If you have Monitors that are alerting/not alerting when you don't think they should be, try the following to troubleshoot the issue:
- Make sure clocks on all the hosts are in sync with NTP. Datadog allows points up to 10 minutes in the future but when you have some values reporting too far into the future it will throw off the calculation. We use the "latest timestamp" across all contexts as the basis for "now" in our aggregation (excluding when we calculate no-data). This is so we can handle small offsets in either direction (future/past) without sending wonky values. If there is too large an offset, you may see false alerts. If you're using a multi-alert and one host out of n is skewed it will cause issues for all monitored instances.
- Do you see any gaps in data when looking at a host that was sending false positives? Or is the latest point older than you expect?
- Do the Agent logs contain any errors?
Sending us the results of these steps can help us get to the bottom of your issue more quickly!
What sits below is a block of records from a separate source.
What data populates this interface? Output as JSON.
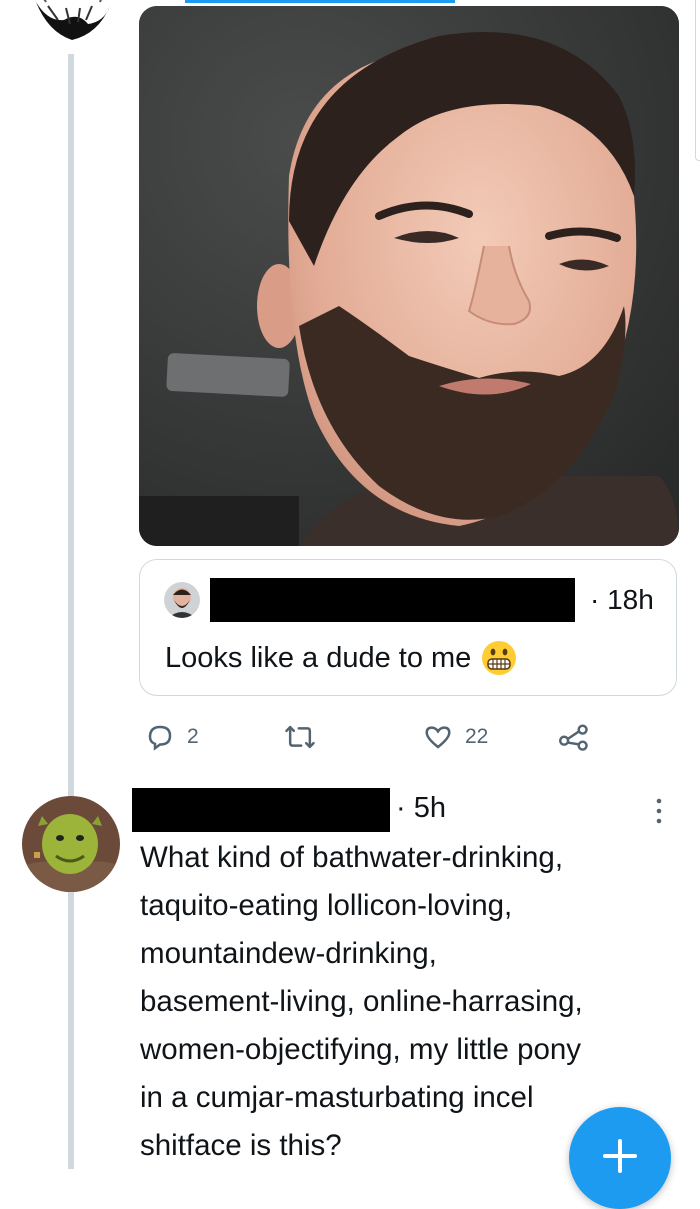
{
  "quoted_tweet": {
    "time": "· 18h",
    "text": "Looks like a dude to me"
  },
  "actions": {
    "reply_count": "2",
    "retweet_count": "",
    "like_count": "22"
  },
  "reply_tweet": {
    "time": "· 5h",
    "lines": [
      "What kind of bathwater-drinking,",
      "taquito-eating lollicon-loving,",
      "mountaindew-drinking,",
      "basement-living, online-harrasing,",
      "women-objectifying, my little pony",
      "in a cumjar-masturbating incel",
      "shitface is this?"
    ]
  },
  "icons": {
    "reply": "comment-icon",
    "retweet": "retweet-icon",
    "like": "heart-icon",
    "share": "share-icon",
    "more": "more-vertical-icon",
    "compose": "plus-icon"
  },
  "colors": {
    "accent": "#1d9bf0",
    "muted": "#536471",
    "thread_line": "#cfd9de"
  }
}
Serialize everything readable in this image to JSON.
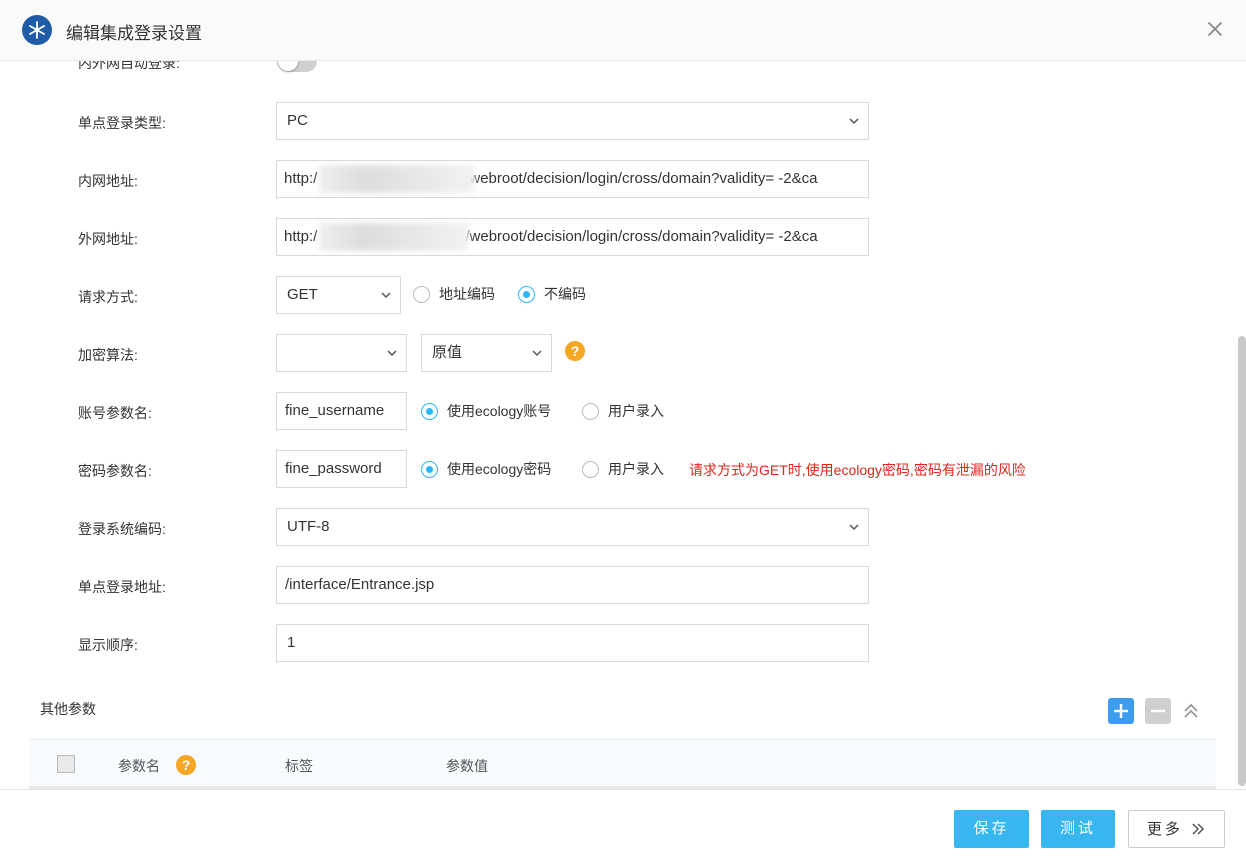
{
  "header": {
    "title": "编辑集成登录设置",
    "logo_icon": "snowflake-icon",
    "close_icon": "close-icon"
  },
  "form": {
    "auto_login_label": "内外网自动登录:",
    "sso_type_label": "单点登录类型:",
    "sso_type_value": "PC",
    "intranet_label": "内网地址:",
    "intranet_prefix": "http:/",
    "intranet_suffix": "webroot/decision/login/cross/domain?validity= -2&ca",
    "extranet_label": "外网地址:",
    "extranet_prefix": "http:/",
    "extranet_suffix": "/webroot/decision/login/cross/domain?validity= -2&ca",
    "method_label": "请求方式:",
    "method_value": "GET",
    "method_options": {
      "encode": "地址编码",
      "no_encode": "不编码",
      "selected": "no_encode"
    },
    "encrypt_label": "加密算法:",
    "encrypt_value": "",
    "encrypt_mode_value": "原值",
    "account_label": "账号参数名:",
    "account_value": "fine_username",
    "account_options": {
      "ecology": "使用ecology账号",
      "user": "用户录入",
      "selected": "ecology"
    },
    "password_label": "密码参数名:",
    "password_value": "fine_password",
    "password_options": {
      "ecology": "使用ecology密码",
      "user": "用户录入",
      "selected": "ecology"
    },
    "password_warning": "请求方式为GET时,使用ecology密码,密码有泄漏的风险",
    "encoding_label": "登录系统编码:",
    "encoding_value": "UTF-8",
    "sso_url_label": "单点登录地址:",
    "sso_url_value": "/interface/Entrance.jsp",
    "order_label": "显示顺序:",
    "order_value": "1"
  },
  "other_params": {
    "title": "其他参数",
    "columns": [
      "参数名",
      "标签",
      "参数值"
    ],
    "help_glyph": "?"
  },
  "footer": {
    "save": "保存",
    "test": "测试",
    "more": "更多"
  },
  "colors": {
    "accent": "#37b6f0",
    "brand": "#1f5ca8",
    "warning": "#e0261a",
    "help": "#f5a623"
  }
}
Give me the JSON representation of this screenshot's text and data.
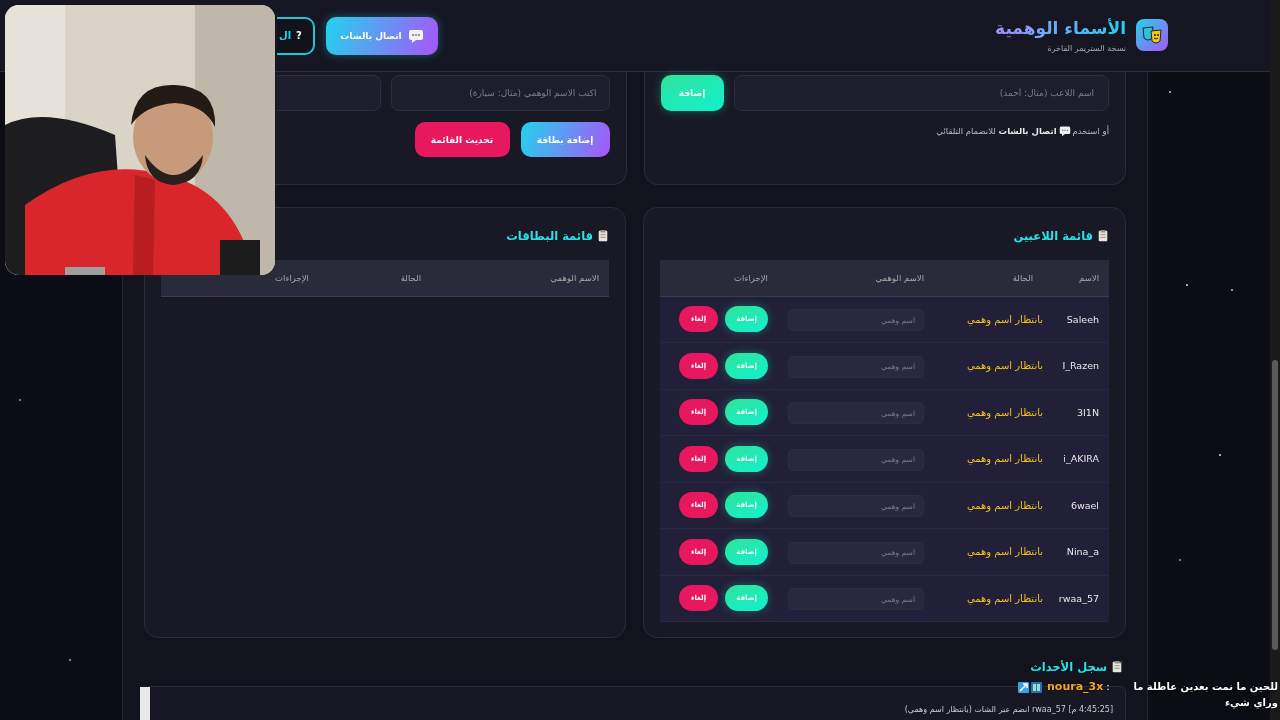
{
  "header": {
    "title": "الأسماء الوهمية",
    "subtitle": "نسخة الستريمر الفاخرة",
    "buttons": [
      {
        "kind": "chat",
        "label": "اتصال بالشات"
      },
      {
        "kind": "help",
        "symbol": "?",
        "label": "ال"
      }
    ]
  },
  "player_form": {
    "input": {
      "placeholder": "اسم اللاعب (مثال: أحمد)"
    },
    "add_button": "إضافة",
    "hint_before": "أو استخدم",
    "hint_after": "**اتصال بالشات** للانضمام التلقائي"
  },
  "card_form": {
    "input": {
      "placeholder": "اكتب الاسم الوهمي (مثال: سيارة)"
    },
    "buttons": [
      {
        "kind": "primary",
        "label": "إضافة بطاقة"
      },
      {
        "kind": "danger",
        "label": "تحديث القائمة"
      }
    ]
  },
  "players": {
    "title": "قائمة اللاعبين",
    "columns": [
      "الاسم",
      "الحالة",
      "الاسم الوهمي",
      "الإجراءات"
    ],
    "rows": [
      {
        "name": "Saleeh",
        "status": "بانتظار اسم وهمي",
        "fake_name": {
          "placeholder": "اسم وهمي"
        },
        "add": "إضافة",
        "cancel": "إلغاء"
      },
      {
        "name": "I_Razen",
        "status": "بانتظار اسم وهمي",
        "fake_name": {
          "placeholder": "اسم وهمي"
        },
        "add": "إضافة",
        "cancel": "إلغاء"
      },
      {
        "name": "3I1N",
        "status": "بانتظار اسم وهمي",
        "fake_name": {
          "placeholder": "اسم وهمي"
        },
        "add": "إضافة",
        "cancel": "إلغاء"
      },
      {
        "name": "i_AKIRA",
        "status": "بانتظار اسم وهمي",
        "fake_name": {
          "placeholder": "اسم وهمي"
        },
        "add": "إضافة",
        "cancel": "إلغاء"
      },
      {
        "name": "6wael",
        "status": "بانتظار اسم وهمي",
        "fake_name": {
          "placeholder": "اسم وهمي"
        },
        "add": "إضافة",
        "cancel": "إلغاء"
      },
      {
        "name": "Nina_a",
        "status": "بانتظار اسم وهمي",
        "fake_name": {
          "placeholder": "اسم وهمي"
        },
        "add": "إضافة",
        "cancel": "إلغاء"
      },
      {
        "name": "rwaa_57",
        "status": "بانتظار اسم وهمي",
        "fake_name": {
          "placeholder": "اسم وهمي"
        },
        "add": "إضافة",
        "cancel": "إلغاء"
      }
    ]
  },
  "cards": {
    "title": "قائمة البطاقات",
    "columns": [
      "الاسم الوهمي",
      "الحالة",
      "الإجراءات"
    ]
  },
  "log": {
    "title": "سجل الأحداث",
    "entries": [
      "[4:45:25 م] rwaa_57 انضم عبر الشات (بانتظار اسم وهمي)"
    ]
  },
  "chat_overlay": {
    "user": "noura_3x",
    "separator": ":",
    "message": "للحين ما نمت بعدين عاطلة ما وراي شيء"
  }
}
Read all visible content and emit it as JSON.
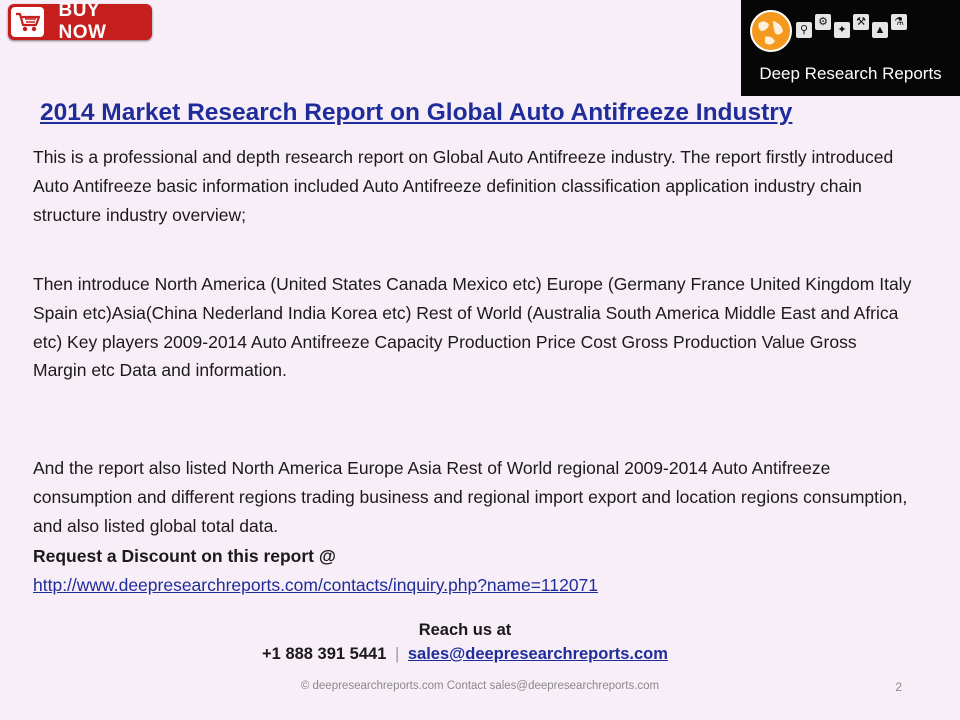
{
  "buy_button": {
    "label": "BUY NOW",
    "icon": "shopping-cart-icon",
    "color": "#c61d1d"
  },
  "logo": {
    "name": "Deep Research Reports",
    "icons": [
      "globe-icon",
      "search-icon",
      "settings-icon",
      "puzzle-icon",
      "wrench-icon",
      "flask-icon"
    ]
  },
  "title": "2014 Market Research Report on Global Auto Antifreeze Industry",
  "paragraphs": [
    " This is a professional and depth research report on Global Auto Antifreeze industry. The report firstly introduced Auto Antifreeze basic information included Auto Antifreeze definition classification application industry chain structure industry overview;",
    "Then introduce North America (United States Canada Mexico etc) Europe (Germany France United Kingdom Italy Spain etc)Asia(China Nederland India Korea etc) Rest of World (Australia South America Middle East and Africa etc) Key players 2009-2014 Auto Antifreeze Capacity Production Price Cost Gross Production Value Gross Margin etc Data and information.",
    "And the report also listed North America Europe Asia Rest of World regional 2009-2014 Auto Antifreeze consumption and different regions trading business and regional import export and location regions consumption, and also listed global total data."
  ],
  "request": {
    "text": "Request a Discount on this report @",
    "link": "http://www.deepresearchreports.com/contacts/inquiry.php?name=112071"
  },
  "contact": {
    "heading": "Reach us at",
    "phone": "+1 888 391 5441",
    "separator": "|",
    "email": "sales@deepresearchreports.com"
  },
  "footer": {
    "text": "© deepresearchreports.com Contact sales@deepresearchreports.com",
    "page_number": "2"
  }
}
If you're experiencing issues due to clock skew, we have a feature flag we can enable on your request ([email protected]) that may be enabled for your Datadog organization that changes this logic so that if any contexts are reporting in the future, we just default to the current time in UTC as the "now" value. This will also make the alert work as it's intended to but will mean that these hosts won't be evaluated correctly as they'd be evaluated "in the past".
To avoid the issue in how they're evaluated you can fix the hosts and ensure they're in sync with NTP.
Agent 5.3 or greater checks NTP by default to help identify this issue sooner.